Under what circumstances can a Maximus Independent Medical Review Determination be appealed?
Under Labor Code 4610.6(h), the grounds for appealing an IMR determination are very limited.
Challenges to the constitutionality of the IMR statute are currently pending, but the odds seem long that California courts will reject the IMR statute altogether.
So court decisions clarifying the basis for a valid appeal under Labor Code 4610.6(h) become important.
Some of the grounds for an appeal are basically non-starters. Proving fraud, material conflict of interest, or identity-group bias is basically impossible where the name of the Maximus reviewer is kept secret.
Labor Code 4610.5(h) lists an action taken “without or in excess of the administrative director’s powers” as a basis for overturning an IMR determination.
Also, Labor Code 4610.6(h)(5) adds the following as a basis to overturn the IMR decision: “the determination was the result of a plainly erroneous express or implied finding of fact, provided that the mistake of fact is a matter of ordinary knowledge based on the information submitted for review pursuant to Section 4610.5 and not a matter that is subject to expert opinion.”
A recent WCAB panel, Marissa Gonzalez-Ornelas v. County of Riverside (see link below) may provide some guidance as to how the WCAB will interpret 4610.6(h)(5). The three panel members were Brass, Sweeney and Deputy Commissioner Newman.
The case concerned a treating physician request for Synvisc injections in the knees which had been rejected by UR. The UR denial was appealed to IMR, which upheld the UR denial.
The applicant then appealed the IMR denial under Section 4610.6(h).
This attack on the IMR determination was rejected by the workers’ comp judge, who opined that:
“It seems to the undersigned that the question of whether a medical report contains language to support a specific diagnosis or explain a patient’s response to previous treatment is not a matter of ordinary knowledge, but instead one which requires expert opinion.
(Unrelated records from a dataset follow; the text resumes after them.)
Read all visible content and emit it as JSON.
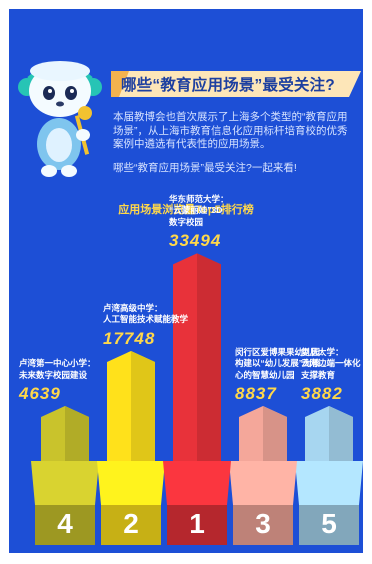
{
  "header": {
    "title": "哪些“教育应用场景”最受关注?"
  },
  "intro": {
    "p1": "本届教博会也首次展示了上海多个类型的“教育应用场景”，从上海市教育信息化应用标杆培育校的优秀案例中遴选有代表性的应用场景。",
    "p2": "哪些“教育应用场景”最受关注?一起来看!"
  },
  "chart_data": {
    "type": "bar",
    "title": "应用场景浏览量Top5排行榜",
    "categories": [
      "卢湾第一中心小学：未来数字校园建设",
      "卢湾高级中学：人工智能技术赋能教学",
      "华东师范大学：“云蒙丽娃”3D数字校园",
      "闵行区爱博果果幼儿园：构建以“幼儿发展”为核心的智慧幼儿园",
      "复旦大学：云网边端一体化支撑教育"
    ],
    "values": [
      4639,
      17748,
      33494,
      8837,
      3882
    ],
    "ranks": [
      "4",
      "2",
      "1",
      "3",
      "5"
    ],
    "colors": [
      "#c9c32c",
      "#ffe11b",
      "#e8323a",
      "#f4a79a",
      "#a7d6f0"
    ],
    "display_values": [
      "4639",
      "17748",
      "33494",
      "8837",
      "3882"
    ],
    "names": [
      [
        "卢湾第一中心小学：",
        "未来数字校园建设"
      ],
      [
        "卢湾高级中学：",
        "人工智能技术赋能教学"
      ],
      [
        "华东师范大学：",
        "“云蒙丽娃”3D",
        "数字校园"
      ],
      [
        "闵行区爱博果果幼儿园：",
        "构建以“幼儿发展”为核",
        "心的智慧幼儿园"
      ],
      [
        "复旦大学：",
        "云网边端一体化",
        "支撑教育"
      ]
    ]
  }
}
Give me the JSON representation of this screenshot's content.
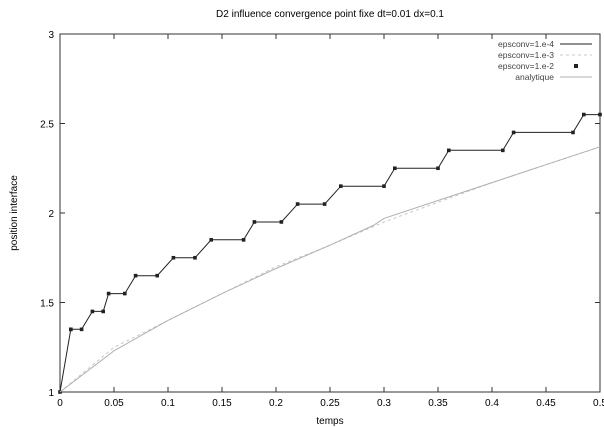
{
  "chart_data": {
    "type": "line",
    "title": "D2 influence convergence point fixe dt=0.01 dx=0.1",
    "xlabel": "temps",
    "ylabel": "position interface",
    "xlim": [
      0,
      0.5
    ],
    "ylim": [
      1,
      3
    ],
    "xticks": [
      "0",
      "0.05",
      "0.1",
      "0.15",
      "0.2",
      "0.25",
      "0.3",
      "0.35",
      "0.4",
      "0.45",
      "0.5"
    ],
    "yticks": [
      "1",
      "1.5",
      "2",
      "2.5",
      "3"
    ],
    "grid": false,
    "legend_position": "top-right",
    "series": [
      {
        "name": "epsconv=1.e-4",
        "style": "staircase-markers",
        "color": "#222222",
        "points": [
          [
            0,
            1.0
          ],
          [
            0.01,
            1.35
          ],
          [
            0.01,
            1.35
          ],
          [
            0.02,
            1.35
          ],
          [
            0.03,
            1.45
          ],
          [
            0.04,
            1.45
          ],
          [
            0.045,
            1.55
          ],
          [
            0.06,
            1.55
          ],
          [
            0.07,
            1.65
          ],
          [
            0.09,
            1.65
          ],
          [
            0.105,
            1.75
          ],
          [
            0.125,
            1.75
          ],
          [
            0.14,
            1.85
          ],
          [
            0.17,
            1.85
          ],
          [
            0.18,
            1.95
          ],
          [
            0.205,
            1.95
          ],
          [
            0.22,
            2.05
          ],
          [
            0.245,
            2.05
          ],
          [
            0.26,
            2.15
          ],
          [
            0.3,
            2.15
          ],
          [
            0.31,
            2.25
          ],
          [
            0.35,
            2.25
          ],
          [
            0.36,
            2.35
          ],
          [
            0.41,
            2.35
          ],
          [
            0.42,
            2.45
          ],
          [
            0.475,
            2.45
          ],
          [
            0.485,
            2.55
          ],
          [
            0.5,
            2.55
          ]
        ]
      },
      {
        "name": "epsconv=1.e-3",
        "style": "faint-dashed",
        "color": "#c8c8c8",
        "points": [
          [
            0,
            1.0
          ],
          [
            0.05,
            1.25
          ],
          [
            0.1,
            1.4
          ],
          [
            0.15,
            1.55
          ],
          [
            0.2,
            1.7
          ],
          [
            0.25,
            1.82
          ],
          [
            0.3,
            1.95
          ],
          [
            0.35,
            2.06
          ],
          [
            0.4,
            2.17
          ],
          [
            0.45,
            2.27
          ],
          [
            0.5,
            2.37
          ]
        ]
      },
      {
        "name": "epsconv=1.e-2",
        "style": "markers",
        "color": "#222222",
        "points": []
      },
      {
        "name": "analytique",
        "style": "faint-line",
        "color": "#b0b0b0",
        "points": [
          [
            0,
            1.0
          ],
          [
            0.05,
            1.23
          ],
          [
            0.1,
            1.4
          ],
          [
            0.15,
            1.55
          ],
          [
            0.2,
            1.69
          ],
          [
            0.25,
            1.82
          ],
          [
            0.29,
            1.93
          ],
          [
            0.3,
            1.97
          ],
          [
            0.35,
            2.07
          ],
          [
            0.4,
            2.17
          ],
          [
            0.45,
            2.27
          ],
          [
            0.5,
            2.37
          ]
        ]
      }
    ]
  }
}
If this characterization is accurate, the undersigned is not authorized to address this issue.”
The WCAB panel noted that while the IMR doctor claimed that there was no documentation that the worker had failed conservative treatment therapy and no documentation of osteoarthritis that was unresponsive to conservative therapy, those statements were not true.
The treating physician had, in fact, documented those things.
The WCAB panel noted that “expert opinion is not needed in order to determine that the IMR decision in this case is defective.”
Moreover, since the IMR decision referenced the ODG Guidelines on the issue of knee injections, the WCAB panel stated that “It is also within the realm of ordinary knowledge to determine from the face of the IMR decision that the use of the injections is recommended by the ODG for people who suffer from osteoarthritis in their knees, like applicant”.
In support of its decision, the panel referenced language from the Stevens v. WCAB case which spoke glowingly and expansively about the scope of WCAB review of IMR under Labor Code 4610.6(h).
Keep in mind, however, that overturning IMR is not a total win for the worker’s desired treatment.
4610.6(h) merely requires that the DWC assign a new IMR of the treatment, starting a new cycle.
This decision, unless successfully challenged by the defendant, will be a useful tool for skillful counsel to challenge egregious and unjust IMR determinations. The level of effort and analysis required to reach this result may, however, make successful application of the case limited to a relatively small group of cases.